Toronto Star - May 5, 1991

"Movie wastes Follows's talent"
Greg Quill

Following the yellow brick road from Avonlea to Hollywood can lead a young ingenue through some pretty rough country.

Pity poor Megan Follows, desperately in need of some grittier acting credentials than those she has earned as the ageless and perpetually innocent Anne Of Green Gables.

She must have wondered what she'd let herself in for when she started work on Cry In The Wild: The Taking Of Peggy Ann.

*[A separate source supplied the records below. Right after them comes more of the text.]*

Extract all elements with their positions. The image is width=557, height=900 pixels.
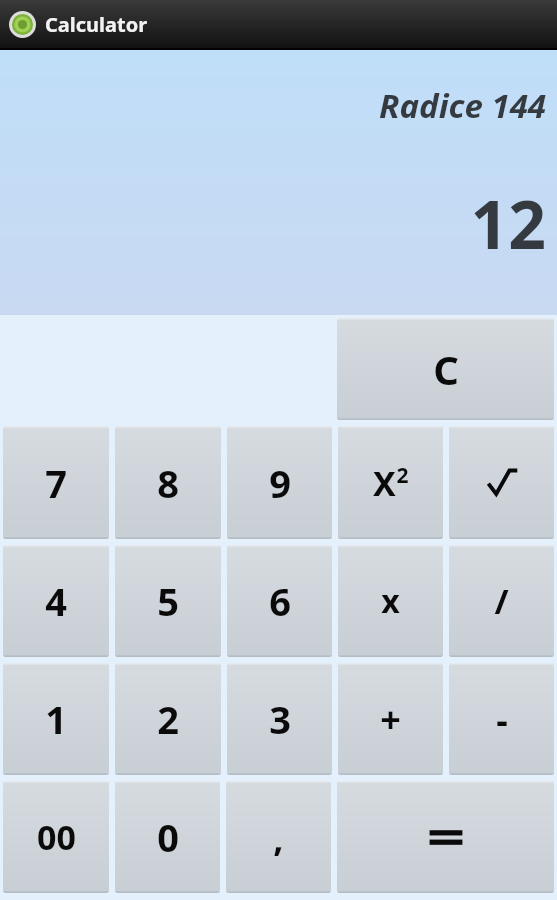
button[interactable]: 8 [115, 426, 221, 539]
button[interactable]: 0 [115, 781, 220, 893]
staticText: 7 [45, 457, 67, 509]
button[interactable]: 2 [115, 663, 221, 775]
staticText: 3 [269, 693, 291, 745]
staticText: / [494, 578, 509, 624]
staticText: - [496, 695, 508, 744]
button[interactable]: 9 [227, 426, 332, 539]
staticText: 2 [157, 693, 179, 745]
button[interactable]: x [338, 545, 443, 657]
button[interactable]: , [226, 781, 331, 893]
staticText: 1 [45, 693, 67, 745]
button[interactable]: Square root [449, 426, 554, 539]
staticText: + [380, 695, 401, 744]
staticText: 8 [157, 457, 179, 509]
staticText: 0 [157, 811, 179, 863]
staticText: , [273, 813, 284, 862]
button[interactable]: Key [337, 781, 554, 893]
staticText: Radice 144 [379, 83, 546, 128]
button[interactable]: 7 [3, 426, 109, 539]
button[interactable]: 1 [3, 663, 109, 775]
staticText: 12 [470, 178, 546, 268]
staticText: 6 [269, 575, 291, 627]
button[interactable]: 5 [115, 545, 221, 657]
staticText: X [373, 460, 396, 506]
staticText: C [433, 342, 459, 396]
button[interactable]: 3 [227, 663, 332, 775]
button[interactable]: C [337, 318, 554, 420]
button[interactable]: / [449, 545, 554, 657]
staticText: 5 [157, 575, 179, 627]
button[interactable]: 4 [3, 545, 109, 657]
button[interactable]: X [338, 426, 443, 539]
staticText: 00 [37, 814, 76, 860]
staticText: x [381, 579, 400, 623]
button[interactable]: - [449, 663, 554, 775]
button[interactable]: + [338, 663, 443, 775]
button[interactable]: 6 [227, 545, 332, 657]
staticText: 2 [396, 461, 409, 490]
staticText: Calculator [45, 11, 148, 38]
staticText: 4 [45, 575, 67, 627]
button[interactable]: 00 [3, 781, 109, 893]
staticText: 9 [269, 457, 291, 509]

The young Canadian star, in her first major U.S. network vehicle, has reason now to wonder whether she has won any new professional points at all, having done little more than allow herself to be dragged through dense old logging forests for days on end by a deranged woodsman. A rag doll might have suited her part as well.

The made-for-TV movie, airing tomorrow night at 9 on Channel 57 and Buffalo's Channel 2, is a strange and disorienting, one-thread narrative based on the real-life abduction, in 1966, of a young Pennsylvania schoolgirl from the home of her poor parents outside the hamlet of Shade Gap.

For more than a week Peggy Ann Brudnick was held captive in the woods by a reclusive and psychopathic felon known only to locals as "Bicycle Pete," played here by former St. Elsewhere good guy David Morse, albeit in grotesque makeup and rotted teeth that make him utterly unrecognizable.

Morse may have known that abundant cosmetics can often cover a multitude of sins, including a script (by Durrell Royce Crays) that allows for virtually no character development and provides no great emotional punches.

It unrolls in a straight line, like a toilet paper roll unfurling down a corridor, sacrifices a couple of noble tracking dogs and a decent FBI agent (a cipher, really, rendered in a pay-the-rent cameo by Starsky And Hutch's David Soul), and ends with the inevitable and bloody shoot-em-up on a muddy farm.

Follows, when she's allowed to act, acts convincingly, even if her accent is more Delta than Appalachian.

The subject matter of Cry In The Wild and the constant threat of inhuman violence may keep some viewers glued. In fact, it's disappointing as drama, and a hollow confection that leaves you wondering: Is that all there is?